When speaking of another narrator (that is, singer) in The Odyssey, the narrator is always portrayed on a somewhat higher level. In book 1 line 325, the singer is described as περικλυτός. Here, the entire audience (including the disorderly wooers) sits in silence while listening to what the singer sings in noiseless reverence. In line 336 the bard is described as θεῖον—again attesting to a narrator's elevated status. While Penelope addressed Phemios beginning at line 337, she recognizes the fact that Phemios knows "…many other actions of mortals and gods, which can charm men's hearts and which the singers celebrate" (Φήμιε, πολλὰ γὰρ ἄλλα βροτῶν θελκτήρια οἶδας, ἔργ᾽ ἀνδρῶν τε θεῶν τε, τά τε κλείουσιν ἀοιδοί)1 —exhorting the songster before pleading with him to stop telling the sad tale. Telemachos responds, rebuking his mother for attempting to silence the faithful (ἐρίηρον) singer. Clearly, the one who sings is not to be scolded for doing what is best.
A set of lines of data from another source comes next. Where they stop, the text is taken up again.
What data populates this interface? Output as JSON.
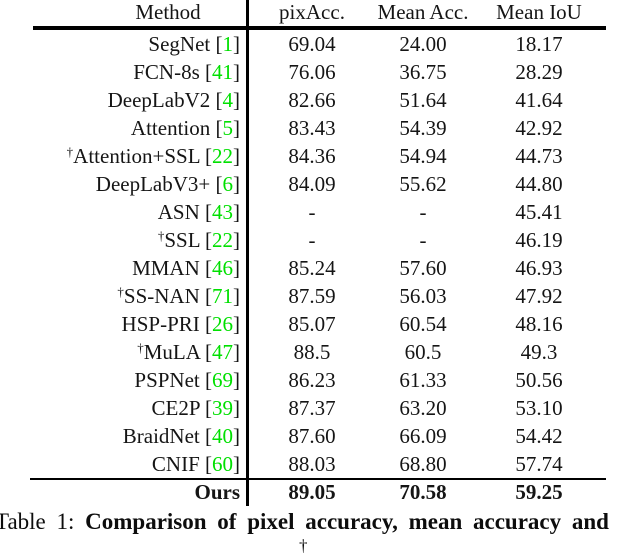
{
  "colors": {
    "citation": "#00e000",
    "text": "#151515"
  },
  "table": {
    "headers": {
      "method": "Method",
      "pixacc": "pixAcc.",
      "meanacc": "Mean Acc.",
      "meaniou": "Mean IoU"
    },
    "rows": [
      {
        "dagger": "",
        "method": "SegNet",
        "cite": "1",
        "values": [
          "69.04",
          "24.00",
          "18.17"
        ]
      },
      {
        "dagger": "",
        "method": "FCN-8s",
        "cite": "41",
        "values": [
          "76.06",
          "36.75",
          "28.29"
        ]
      },
      {
        "dagger": "",
        "method": "DeepLabV2",
        "cite": "4",
        "values": [
          "82.66",
          "51.64",
          "41.64"
        ]
      },
      {
        "dagger": "",
        "method": "Attention",
        "cite": "5",
        "values": [
          "83.43",
          "54.39",
          "42.92"
        ]
      },
      {
        "dagger": "†",
        "method": "Attention+SSL",
        "cite": "22",
        "values": [
          "84.36",
          "54.94",
          "44.73"
        ]
      },
      {
        "dagger": "",
        "method": "DeepLabV3+",
        "cite": "6",
        "values": [
          "84.09",
          "55.62",
          "44.80"
        ]
      },
      {
        "dagger": "",
        "method": "ASN",
        "cite": "43",
        "values": [
          "-",
          "-",
          "45.41"
        ]
      },
      {
        "dagger": "†",
        "method": "SSL",
        "cite": "22",
        "values": [
          "-",
          "-",
          "46.19"
        ]
      },
      {
        "dagger": "",
        "method": "MMAN",
        "cite": "46",
        "values": [
          "85.24",
          "57.60",
          "46.93"
        ]
      },
      {
        "dagger": "†",
        "method": "SS-NAN",
        "cite": "71",
        "values": [
          "87.59",
          "56.03",
          "47.92"
        ]
      },
      {
        "dagger": "",
        "method": "HSP-PRI",
        "cite": "26",
        "values": [
          "85.07",
          "60.54",
          "48.16"
        ]
      },
      {
        "dagger": "†",
        "method": "MuLA",
        "cite": "47",
        "values": [
          "88.5",
          "60.5",
          "49.3"
        ]
      },
      {
        "dagger": "",
        "method": "PSPNet",
        "cite": "69",
        "values": [
          "86.23",
          "61.33",
          "50.56"
        ]
      },
      {
        "dagger": "",
        "method": "CE2P",
        "cite": "39",
        "values": [
          "87.37",
          "63.20",
          "53.10"
        ]
      },
      {
        "dagger": "",
        "method": "BraidNet",
        "cite": "40",
        "values": [
          "87.60",
          "66.09",
          "54.42"
        ]
      },
      {
        "dagger": "",
        "method": "CNIF",
        "cite": "60",
        "values": [
          "88.03",
          "68.80",
          "57.74"
        ]
      }
    ],
    "ours": {
      "method": "Ours",
      "values": [
        "89.05",
        "70.58",
        "59.25"
      ]
    }
  },
  "caption": {
    "label": "Table 1:",
    "bold_text": "Comparison of pixel accuracy, mean accuracy and",
    "next_line_partial": "†"
  },
  "chart_data": {
    "type": "table",
    "title": "Table 1: Comparison of pixel accuracy, mean accuracy and",
    "columns": [
      "Method",
      "pixAcc.",
      "Mean Acc.",
      "Mean IoU"
    ],
    "rows": [
      [
        "SegNet [1]",
        69.04,
        24.0,
        18.17
      ],
      [
        "FCN-8s [41]",
        76.06,
        36.75,
        28.29
      ],
      [
        "DeepLabV2 [4]",
        82.66,
        51.64,
        41.64
      ],
      [
        "Attention [5]",
        83.43,
        54.39,
        42.92
      ],
      [
        "†Attention+SSL [22]",
        84.36,
        54.94,
        44.73
      ],
      [
        "DeepLabV3+ [6]",
        84.09,
        55.62,
        44.8
      ],
      [
        "ASN [43]",
        null,
        null,
        45.41
      ],
      [
        "†SSL [22]",
        null,
        null,
        46.19
      ],
      [
        "MMAN [46]",
        85.24,
        57.6,
        46.93
      ],
      [
        "†SS-NAN [71]",
        87.59,
        56.03,
        47.92
      ],
      [
        "HSP-PRI [26]",
        85.07,
        60.54,
        48.16
      ],
      [
        "†MuLA [47]",
        88.5,
        60.5,
        49.3
      ],
      [
        "PSPNet [69]",
        86.23,
        61.33,
        50.56
      ],
      [
        "CE2P [39]",
        87.37,
        63.2,
        53.1
      ],
      [
        "BraidNet [40]",
        87.6,
        66.09,
        54.42
      ],
      [
        "CNIF [60]",
        88.03,
        68.8,
        57.74
      ],
      [
        "Ours",
        89.05,
        70.58,
        59.25
      ]
    ]
  }
}
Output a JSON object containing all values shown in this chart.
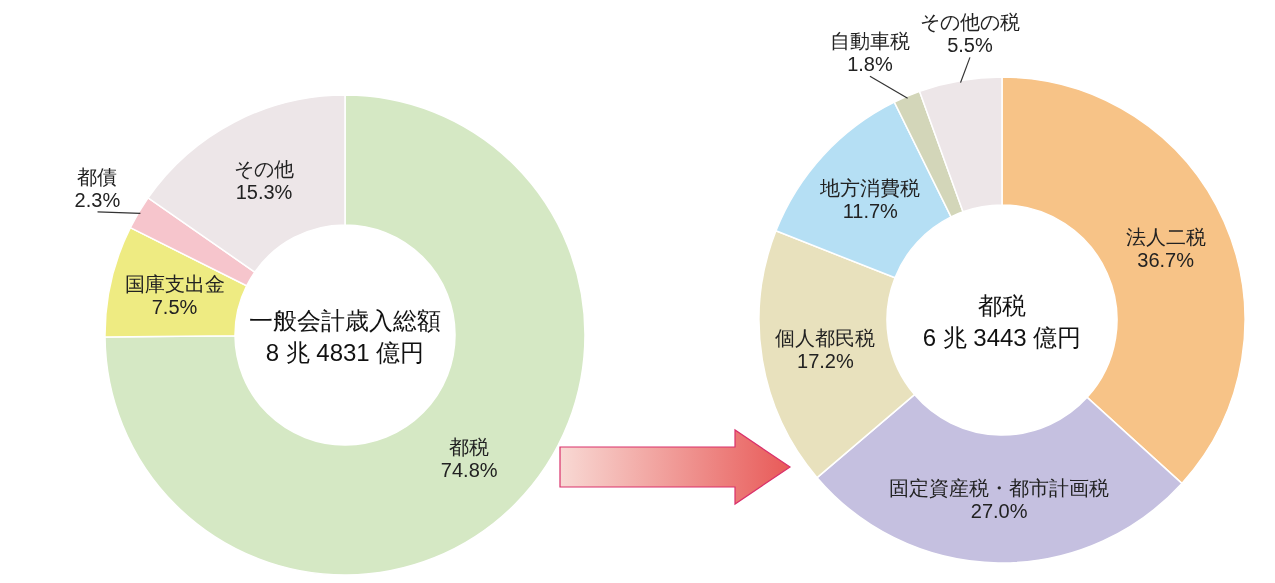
{
  "chart_data": [
    {
      "type": "donut",
      "title": "一般会計歳入総額",
      "subtitle": "8 兆 4831 億円",
      "categories": [
        "都税",
        "国庫支出金",
        "都債",
        "その他"
      ],
      "values": [
        74.8,
        7.5,
        2.3,
        15.3
      ],
      "value_labels": [
        "74.8%",
        "7.5%",
        "2.3%",
        "15.3%"
      ],
      "colors": [
        "#d5e8c4",
        "#eeeb82",
        "#f6c5cc",
        "#ede6e8"
      ]
    },
    {
      "type": "donut",
      "title": "都税",
      "subtitle": "6 兆 3443 億円",
      "categories": [
        "法人二税",
        "固定資産税・都市計画税",
        "個人都民税",
        "地方消費税",
        "自動車税",
        "その他の税"
      ],
      "values": [
        36.7,
        27.0,
        17.2,
        11.7,
        1.8,
        5.5
      ],
      "value_labels": [
        "36.7%",
        "27.0%",
        "17.2%",
        "11.7%",
        "1.8%",
        "5.5%"
      ],
      "colors": [
        "#f7c387",
        "#c5c0e0",
        "#e8e1bd",
        "#b5dff4",
        "#d3d6b9",
        "#ede6e8"
      ]
    }
  ]
}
Indeed, even a singer's life is spared at the end of The Odyssey.
Odysseus himself is quick to praise yet another vocalist in chapter 8. Here is revealed an additional description of a singer, extolled above all others and prized as having been taught by one of the gods (ἢ σέ γε μοῦς᾽ ἐδίδαξε, Διὸς πάϊς, ἢ σέ γ᾽ Ἀπόλλων)2 for knowing so well the stories that are told. The singer is, as far as Odysseus is concerned, blessed with god's words (θέσπιν).
As can be seen, the singer has a profound effect on the internal audience, enough to cause those listening to sit in silence in book 1. The singer is expected to sing and should suffer no reproach for what is sung, but should continue in his singing. The audience expects the singer to sing and also expects that they know many songs. It can also only pique an audience's attention when a man is said to have the omniscient words of god.
Audience, both internal and external, is also affected greatly when the narrator changes perspective. This is especially evident when the narration changes from being told what happened in third person to an actual account in first person. This happens when Phoinix tells his friends an old story and this consequently draws the audience in much more effectively. No more is it a tale being retold—there is only an internal audience that the external audience is forced to be a part of through listening. Suddenly the external is a part of the internal without knowing it and in silence listens to the story told.
The narrating of an epic tale has many facets that draw internal and external audiences into the story. Whether it is magnifying the genius and work of the singer or changing the perspective of the story, the act of narration is a key component to how the audience is forced to react to the tale.